My Perception Transformed
Not too long ago we had another international student finishing her undergraduate degree who wanted to continue her education and complete her master’s degree at what is now Walla Walla University.
We faced three problems with her. She had no money. She was not eligible for U.S. aid. And, frankly, she drove me bats. I really like people, and I really like working with our students, but I confess, I found it difficult to like this girl.
One day after another meeting with her, I went home and talked to God about the situation. I told Him that if He wanted her to get her degree here, He would have to change my heart. I asked Him to help me think of her at the same time each day. I reminded Him that I didn’t have time to make a lot of contacts and raise all the funds this girl would need, so He’d have to provide the resources with just one phone call from me.
Guess what happened. I started liking this young woman and began looking forward to her coming into the office. For several months, she was on my mind every morning at 7:15. And I made a phone call—one call—asking a friend to sponsor this student. My friend’s response was, “If you think this is a really important investment, we’ll send the money.” I said I did—and I meant it from my heart.
They sent the money, but what amazes me most about this story isn’t how God provided financial resources, but how He could take this sinful heart of mine and show me how to love that precious girl of His.
Just What We Need, Just in Time
Winter quarter financial clearances are the most difficult. Summer savings are usually depleted, and taxes are around the corner for parents. As I crawled into bed at the end of a long day, I was thinking about the seven files I’d left on the corner of my desk—and of those seven students who had not yet received financial clearance. Each kid was working, getting reasonably good grades, and the families had done their part. There just weren’t enough resources.
I couldn’t sleep. So I prayed all night about those seven files. Finally, at about four in the morning, I decided to get up and go to work.

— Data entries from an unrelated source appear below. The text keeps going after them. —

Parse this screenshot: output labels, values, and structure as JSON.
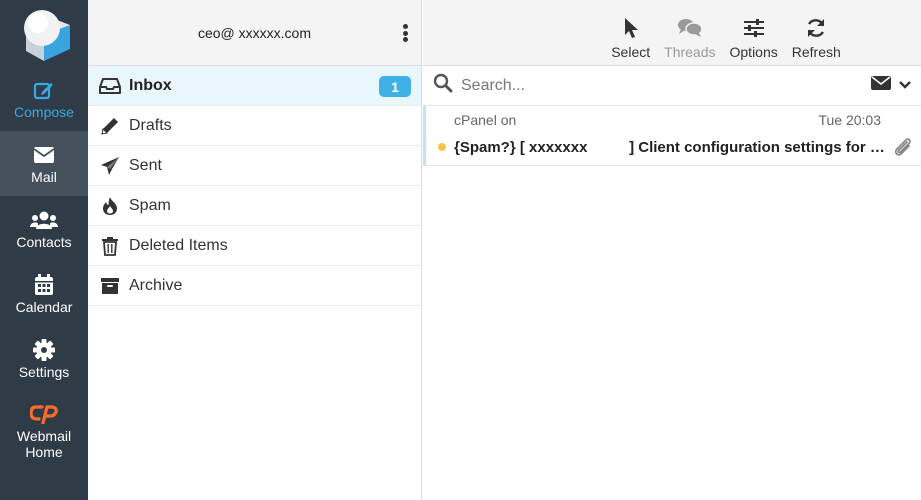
{
  "nav": {
    "compose": "Compose",
    "mail": "Mail",
    "contacts": "Contacts",
    "calendar": "Calendar",
    "settings": "Settings",
    "webmail": "Webmail Home"
  },
  "account": {
    "email": "ceo@ xxxxxx.com"
  },
  "folders": [
    {
      "label": "Inbox",
      "icon": "inbox-icon",
      "badge": "1"
    },
    {
      "label": "Drafts",
      "icon": "pencil-icon"
    },
    {
      "label": "Sent",
      "icon": "paper-plane-icon"
    },
    {
      "label": "Spam",
      "icon": "fire-icon"
    },
    {
      "label": "Deleted Items",
      "icon": "trash-icon"
    },
    {
      "label": "Archive",
      "icon": "archive-box-icon"
    }
  ],
  "toolbar": {
    "select": "Select",
    "threads": "Threads",
    "options": "Options",
    "refresh": "Refresh"
  },
  "search": {
    "placeholder": "Search..."
  },
  "messages": [
    {
      "from": "cPanel on",
      "date": "Tue 20:03",
      "subject": "{Spam?} [ xxxxxxx          ] Client configuration settings for “ceo@xxxxxx.com”."
    }
  ],
  "colors": {
    "accent": "#3fb1e6",
    "nav_bg": "#2f3b46",
    "unread_dot": "#f3c44b",
    "cpanel_orange": "#ff6c2c"
  }
}
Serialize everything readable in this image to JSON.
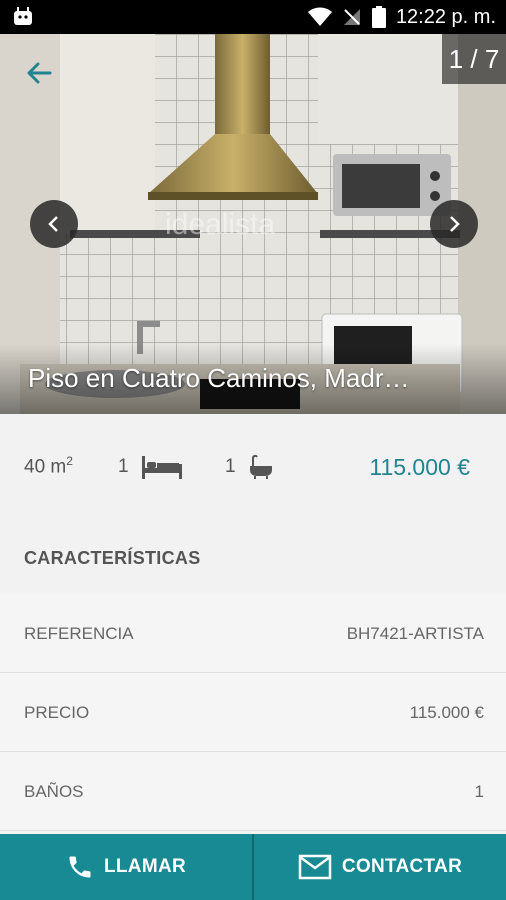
{
  "status_bar": {
    "time": "12:22 p. m."
  },
  "gallery": {
    "counter": "1 / 7",
    "watermark": "idealista",
    "title": "Piso en Cuatro Caminos, Madr…"
  },
  "specs": {
    "area_value": "40 m",
    "area_unit_sup": "2",
    "rooms": "1",
    "baths": "1",
    "price": "115.000 €"
  },
  "characteristics": {
    "header": "CARACTERÍSTICAS",
    "rows": [
      {
        "label": "REFERENCIA",
        "value": "BH7421-ARTISTA"
      },
      {
        "label": "PRECIO",
        "value": "115.000 €"
      },
      {
        "label": "BAÑOS",
        "value": "1"
      }
    ]
  },
  "actions": {
    "call_label": "LLAMAR",
    "contact_label": "CONTACTAR"
  },
  "icons": {
    "back": "arrow-left-icon",
    "prev": "chevron-left-icon",
    "next": "chevron-right-icon",
    "bed": "bed-icon",
    "bath": "bathtub-icon",
    "phone": "phone-icon",
    "mail": "mail-icon"
  },
  "colors": {
    "accent": "#22848f",
    "action_bar": "#178a93"
  }
}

When I arrived at the office, my private phone line rang, and the person on the other end said, “Cassie, my wife and I were going to make a major purchase yesterday, but as I was getting ready to pay for it, I told my wife, ‘I don’t feel good about this. I think someone like Cassie may need some help.’ I just wanted to tell you I put a check in the mail.”
That check was exactly the amount needed to keep those seven students in school.
Our Part in His Providence
Not every story that comes out of our office is a miracle story. We all hear about students who say Adventist education is prohibitively expensive. Without a doubt, Christian education is an investment that requires sacrifice on the part of most families. But what I’ve seen and experienced convinces me that if a student works and earns decent grades and the family contributes its portion, God provides the rest.
If getting our students here is that important to God, Seventh-day Adventist higher education must be tremendously significant to Him. That makes me proud to work here. The challenges are great; that keeps me dependent on Him. The rewards are unparalleled; that makes me grateful.
The God of the universe takes a personal interest in what happens on this campus. He knows the story of that difficult student sitting across from me. He gives me a front row seat to the show of His limitless power in action. He allows me to represent Him despite how well He knows my failings and my flaws. He lets me play a part in fulfilling His plans for the students and families He brings to Walla Walla University. He holds us—that student, those parents, and every one of us—in the safety of His hands and the center of His heart. It simply astounds me.
In 32 years of working in Student Financial Services and in a lifetime of testing and trusting His providence, He’s never failed. And that’s the way it is.